We recently had a few queries in relation to the evolving situation with Evergrande, so thought it would be good to provide a brief update here. If you are wanting to discuss in more detail, then please get in touch with me at pete@pekada.com.au.

We continue to monitor the impact of the Evergrande situation. After showing signs of stabilising, the missed repayment earlier this week by Evergrande has heightened concerns once again. Our expectation is that any debt defaults by Evergrande will not create systematic financial dysfunction in the same way that Lehman Brothers’ collapse did in the GFC. Although the cause of the financial difficulties have similarities, there are key differences in the prevailing environment and how the relevant financial institutions are managed and supervised.

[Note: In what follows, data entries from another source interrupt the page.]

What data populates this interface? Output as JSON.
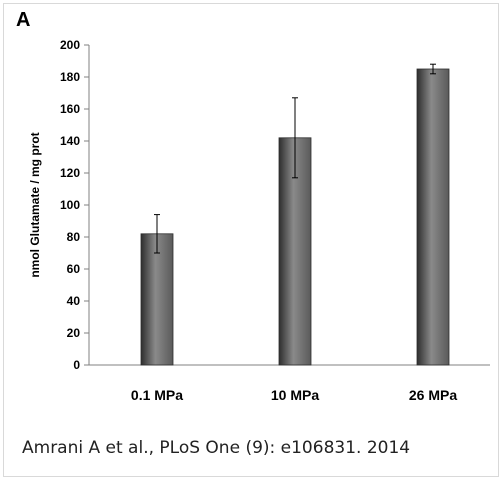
{
  "panel_label": "A",
  "citation": "Amrani A et al., PLoS One (9): e106831. 2014",
  "chart_data": {
    "type": "bar",
    "categories": [
      "0.1 MPa",
      "10 MPa",
      "26 MPa"
    ],
    "values": [
      82,
      142,
      185
    ],
    "error": [
      12,
      25,
      3
    ],
    "ylabel": "nmol Glutamate / mg prot",
    "xlabel": "",
    "ylim": [
      0,
      200
    ],
    "yticks": [
      0,
      20,
      40,
      60,
      80,
      100,
      120,
      140,
      160,
      180,
      200
    ],
    "grid": false,
    "legend": "none",
    "colors": {
      "bar": "#5a5a5a",
      "bar_edge": "#2e2e2e",
      "bar_highlight": "#8a8a8a"
    }
  }
}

Unlike the situation prevailing in the GFC, funding costs are exceptionally low, and liquidity & loan availability remains healthy across the global financial system. In addition, there has been no widespread collapse of the price of property assets underpinning the security of loans made by financial institutions.

Being a Chinese based property developer, the contagion risks of any default by Evergrande is expected to be managed by Chinese authorities. With many forms of direct control and financial support at their disposal, Chinese authorities are well placed to manage any single bankruptcy by providing financial assistance and credit provision on a targeted basis. As such, whilst there are risks associated with the recent event surrounding Evergrande, we don’t believe it will be a catalyst for wider dysfunction. Chinese equity values have already significantly adjusted downwards in response to this and other risks and we believe there are now adequately priced into the market.